Medellin is ready for its close-up
Once the shadowy and violent domain of drug kingpin Pablo Escobar, Medellin has undergone a renaissance over the last decade due to enlightened civic policy and public works, offering government officials proof that urban decline can be reversed.
Once one of the world’s deadliest cities, Medellin’s homicide rate has dropped by more than 90% since the mid-1990s. Former rebels and paramilitary fighters are being re-integrated into Colombia’s second-largest city in an innovative program adopted by the nation’s demobilization director.
The urban transit system has been upgraded to include a spectacular tramway that has cut commutes and become the city’s icon.
And then there’s the new sewage system, which has cleaned up the formerly malodorous Medellin River and 24 creeks and greatly improved the city’s image -- and smell. The project has become a regional model for cleanup projects in densely populated areas.
The system, which includes educating residents and businesses near the river on how to prevent pollution, has converted the river district from an open cesspool to a zone where corporations such as Bancolombia and Carrefour have built major facilities.
The sewage system project is receiving $580 million in loans from the Inter-American Development Bank, the Washington-based multinational development lender that is holding its annual meeting here this weekend in part to showcase what leaders believe is a success story.
In an e-mailed statement to The Times, IDB President Luis Alberto Moreno said the project shows that “investing in sanitation can have huge payoffs that go far beyond public health.”

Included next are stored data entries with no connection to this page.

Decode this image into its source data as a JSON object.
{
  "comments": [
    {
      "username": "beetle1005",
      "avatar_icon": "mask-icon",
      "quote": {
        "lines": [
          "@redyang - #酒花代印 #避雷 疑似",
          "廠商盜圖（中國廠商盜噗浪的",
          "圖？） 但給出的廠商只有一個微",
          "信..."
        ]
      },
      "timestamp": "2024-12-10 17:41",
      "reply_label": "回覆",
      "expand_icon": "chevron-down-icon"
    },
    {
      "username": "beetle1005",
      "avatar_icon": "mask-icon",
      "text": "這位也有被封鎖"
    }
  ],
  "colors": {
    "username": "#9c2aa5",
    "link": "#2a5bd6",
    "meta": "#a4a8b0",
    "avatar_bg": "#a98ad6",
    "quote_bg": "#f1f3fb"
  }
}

Despite the global financial crisis, the annual meeting is expected to draw 6,500 delegates from around the world, 40% more than last year’s meeting in Miami. Main attractions include a series of presentations by China, which joined the IDB last year as part of its strengthened ties with Latin America.
China is expected to unveil two multimillion-dollar development funds to provide loans for infrastructure and “increase the flow of credit amid the global financial crisis,” according to a preliminary draft of the announcement. China already has invested $4 billion in such a fund in Venezuela.
Another lure for many of the delegates is the host city’s makeover, one so dramatic that its principal architect, former Mayor Sergio Fajardo, is a contender in the 2010 presidential race. Offering education and training in violent neighborhoods was crucial to his goal of offering youths an alternative to drugs and violence, he said Wednesday.
“Whenever we reduced violence in an area, we immediately came up with projects -- libraries, cultural, health and entrepreneurship centers -- in the poorest areas so the community could see the society was providing opportunities,” Fajardo said in an interview.
The bank, which observes its 50th anniversary this year, operates with capital from 48 member countries, including the United States. Its mission includes offering low-cost loans to finance public works and infrastructure to spur economic development and reduce poverty. Last year, the bank authorized $11 billion in new loans.
Some nongovernmental organizations critical of the IDB say the bank has failed to live up to its mission and should be denied the capital replenishment in the billions of dollars that the IDB is expected to request this year from the United States and other members.
Vince McElhinny of the Bank Information Center, a Washington-based watchdog group that monitors multinational lenders, says that the IDB has financed roads and dams in Latin America that have harmed the environment, and that it has backed privatization of water systems that have reduced access for poor families in some countries.
“The bank lost $1.9 billion last year investing in securities it shouldn’t have,” McElhinny said. “On a pure accountability level you have to ask, what happened?”
The bank has responded to such criticism by noting that Standard & Poor’s continues to rate IDB debt as highly secure.